If I'd known that I'd get assaulted in the restaurant, I wouldn't have went. Now I will probably look like a badass when I enter the boardroom with my bruised jaw.

Just great!

The only time that I've gotten in a fight was when I was 16 years old and my father had died. I lost my sanity there and I was a mess. The guy in my class took my chair because his had broken down. I didn't listen to reason and just full on attacked him. I had lost my sanity and ability of judgement.

My father had leukemia, but it was treated. We thought that it was gone, only to find out that a small portion of it was left. It was detected too late.

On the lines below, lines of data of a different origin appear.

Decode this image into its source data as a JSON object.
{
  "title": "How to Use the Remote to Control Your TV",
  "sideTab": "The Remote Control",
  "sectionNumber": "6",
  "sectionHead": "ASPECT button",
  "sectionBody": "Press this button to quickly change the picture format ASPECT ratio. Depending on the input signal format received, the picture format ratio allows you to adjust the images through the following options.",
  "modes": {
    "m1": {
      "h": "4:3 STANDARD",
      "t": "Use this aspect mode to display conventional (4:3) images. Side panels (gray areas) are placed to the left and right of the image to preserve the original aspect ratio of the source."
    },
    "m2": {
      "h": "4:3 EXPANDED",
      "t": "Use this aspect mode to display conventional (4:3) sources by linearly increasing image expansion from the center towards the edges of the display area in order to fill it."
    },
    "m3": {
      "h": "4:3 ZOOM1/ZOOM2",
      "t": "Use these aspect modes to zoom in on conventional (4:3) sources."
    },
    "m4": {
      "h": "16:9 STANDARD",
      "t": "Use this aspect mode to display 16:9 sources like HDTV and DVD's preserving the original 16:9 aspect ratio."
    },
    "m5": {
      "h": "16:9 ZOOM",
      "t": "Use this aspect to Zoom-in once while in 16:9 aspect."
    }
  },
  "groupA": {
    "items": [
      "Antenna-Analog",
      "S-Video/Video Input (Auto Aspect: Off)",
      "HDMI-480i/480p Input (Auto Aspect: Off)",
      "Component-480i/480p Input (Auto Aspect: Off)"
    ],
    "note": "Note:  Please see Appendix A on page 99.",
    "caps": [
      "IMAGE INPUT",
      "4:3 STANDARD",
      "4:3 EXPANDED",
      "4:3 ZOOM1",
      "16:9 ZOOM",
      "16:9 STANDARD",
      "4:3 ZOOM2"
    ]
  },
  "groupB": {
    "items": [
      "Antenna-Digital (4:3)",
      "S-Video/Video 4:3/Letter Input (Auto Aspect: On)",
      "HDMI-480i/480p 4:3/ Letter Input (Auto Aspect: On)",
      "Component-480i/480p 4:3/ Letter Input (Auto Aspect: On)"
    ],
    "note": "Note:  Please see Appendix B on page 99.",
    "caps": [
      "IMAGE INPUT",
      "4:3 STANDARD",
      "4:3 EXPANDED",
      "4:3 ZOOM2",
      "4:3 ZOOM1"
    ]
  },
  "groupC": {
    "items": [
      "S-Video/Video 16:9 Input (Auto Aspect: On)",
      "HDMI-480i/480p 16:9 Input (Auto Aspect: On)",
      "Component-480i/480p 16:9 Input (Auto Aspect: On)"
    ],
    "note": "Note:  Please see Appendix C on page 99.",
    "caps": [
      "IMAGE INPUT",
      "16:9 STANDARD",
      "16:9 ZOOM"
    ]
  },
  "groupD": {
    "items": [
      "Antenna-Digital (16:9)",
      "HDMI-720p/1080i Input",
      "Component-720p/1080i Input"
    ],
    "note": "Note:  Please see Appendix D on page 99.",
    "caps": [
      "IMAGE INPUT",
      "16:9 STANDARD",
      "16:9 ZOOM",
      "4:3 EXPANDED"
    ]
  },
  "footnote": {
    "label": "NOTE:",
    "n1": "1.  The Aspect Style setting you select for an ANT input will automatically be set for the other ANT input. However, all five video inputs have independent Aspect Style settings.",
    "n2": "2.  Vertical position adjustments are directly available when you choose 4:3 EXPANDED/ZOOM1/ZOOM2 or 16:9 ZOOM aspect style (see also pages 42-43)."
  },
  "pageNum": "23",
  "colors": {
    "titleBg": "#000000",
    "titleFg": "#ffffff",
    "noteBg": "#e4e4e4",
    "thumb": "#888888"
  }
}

I thought that he was going to survive due to being hospitalised for five months. Before he died, he was somebody that I didn't recognise. I knew that he was still my dad, but the way his body had given up and lying on that bed whilst breathing his last breath, it was traumatising. The worst part was that he died in pain. He was in pain when he died, and there was nothing I could do about it.

That day, I told my mother that I didn't want to die like how my father died. I told her that when I die, I wanted to be in the best condition. I wanted to die being somebody that they recognised.

I told her that if I had a chronic disease like diabetes mellitus and it was getting worse, or if I had a life-threatening illness like cancer and it was reaching its peak, I told her to kill me or I'd do it myself.

I'm a coward, I know. A big one at that. I'm afraid of pain. It could be emotional or physical. The fact is it is still pain and I'm freaking afraid of it.

And I'm afraid of getting old. I hate the idea of being dependant on someone. I hate the idea of being a burden. The idea of being all old and having wrinkles all over my body scared and repulsed me.

Twelve o'clock came too soon because I swear, it was just seven o'clock a few minutes ago.

A knock sounded on my door, then it opened to reveal Melissa.